En dan was er nog een ander hygiënisch aspect. Afgelopen vrijdag haalde ik zoonlief van school. Terwijl ik aan de schoolpoort stond te wachten, hing zoonlief, net als vele andere kinderen, in de spijlen. Ze moeten namelijk altijd bij het hek wachten tot de juf het opendoet. Ondertussen ging hij ook nog even uitgebreid met de klink van de poort spelen. Waar Jan en alleman met hun handen aan hebben gezeten. Daarna stopte hij doodleuk zijn vinger in zijn mond om aan zijn tandje te voelen. Eerlijk gezegd vond ik dat niet zo’n fijn idee in het huidige coronatijdperk.
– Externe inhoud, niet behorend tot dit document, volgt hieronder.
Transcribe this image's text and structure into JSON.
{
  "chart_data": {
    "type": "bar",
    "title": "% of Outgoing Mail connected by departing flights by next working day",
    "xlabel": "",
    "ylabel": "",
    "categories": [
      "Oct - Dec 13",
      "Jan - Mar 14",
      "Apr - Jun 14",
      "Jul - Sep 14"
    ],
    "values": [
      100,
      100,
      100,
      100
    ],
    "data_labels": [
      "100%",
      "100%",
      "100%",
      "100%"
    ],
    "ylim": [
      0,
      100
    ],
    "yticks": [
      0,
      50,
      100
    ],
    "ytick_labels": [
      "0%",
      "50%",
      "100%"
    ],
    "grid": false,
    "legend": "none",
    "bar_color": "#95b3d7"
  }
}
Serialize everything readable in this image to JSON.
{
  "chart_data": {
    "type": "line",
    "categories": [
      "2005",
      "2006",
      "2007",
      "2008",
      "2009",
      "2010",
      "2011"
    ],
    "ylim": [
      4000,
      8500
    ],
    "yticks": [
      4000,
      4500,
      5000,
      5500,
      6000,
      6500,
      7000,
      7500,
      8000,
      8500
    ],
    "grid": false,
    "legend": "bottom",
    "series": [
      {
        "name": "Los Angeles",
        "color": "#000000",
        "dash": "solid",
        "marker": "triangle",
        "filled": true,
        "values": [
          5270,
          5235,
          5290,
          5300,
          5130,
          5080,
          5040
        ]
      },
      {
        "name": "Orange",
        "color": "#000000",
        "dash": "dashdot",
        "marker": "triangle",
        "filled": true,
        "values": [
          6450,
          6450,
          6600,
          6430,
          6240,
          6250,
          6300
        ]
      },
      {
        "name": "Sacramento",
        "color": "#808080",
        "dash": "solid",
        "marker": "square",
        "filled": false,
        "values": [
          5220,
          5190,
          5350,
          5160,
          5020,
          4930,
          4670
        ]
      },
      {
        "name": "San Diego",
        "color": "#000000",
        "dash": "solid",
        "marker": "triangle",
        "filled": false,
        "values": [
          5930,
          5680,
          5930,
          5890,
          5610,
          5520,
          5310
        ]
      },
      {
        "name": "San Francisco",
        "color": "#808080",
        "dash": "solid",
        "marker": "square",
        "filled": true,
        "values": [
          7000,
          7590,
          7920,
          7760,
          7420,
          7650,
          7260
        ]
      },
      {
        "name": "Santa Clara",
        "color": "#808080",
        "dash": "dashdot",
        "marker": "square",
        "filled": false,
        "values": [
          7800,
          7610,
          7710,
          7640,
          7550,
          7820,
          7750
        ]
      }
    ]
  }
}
Dat losse tandje kon me dus onderhand echt gestolen worden. Bestaat dáár geen tandenfee voor?, vroeg ik me vertwijfeld af. Eentje die ’s nachts kleine wiebeltandjes heel zachtjes komt losdraaien. Mag zelfs gratis, ze hoeft er geen muntstuk voor onder het kussen te leggen. Sterker nog: ik ben zelfs bereid om geld bij te leggen. Geen centje pijn, dat is de enige voorwaarde die ik stel.

Maar gelukkig kwam dan uiteindelijk toch de dag dat zoonlief zijn wiebeltand ineens in zijn hand had. Hij kwam hem glimmend van trots laten zien. Ik was ontzettend blij voor hem. Maar eerlijk gezegd ook wel een beetje voor mezelf. Nu konden we tenminste weer gewoon zijn tanden poetsen. En zou hij niet meer dertig keer per dag zijn vinger in zijn mond steken.  

Twee dagen later. Zoonlief komt ’s morgens vroeg naar onze slaapkamer gerend. Door de kiertjes van mijn nog weigerachtige ogen, zie ik hem opgewonden op en neer wippen. “Je raadt nooit wat er gebeurd is,” zegt hij luid. Ik heb gisteren net alle bedden verschoond en zijn knuffels gewassen. Een nat bed, gok ik dus.

Nope. Gelukkig maar. Hij stopt zijn vinger in zijn mond en zegt blij: “Nu zit dít tandje los!” Mijn slaperige ogen gaan ineens wijd open. Ik zie inderdaad een ander tandje wiebelen en lach naar mijn zoon. Als een boer met kiespijn.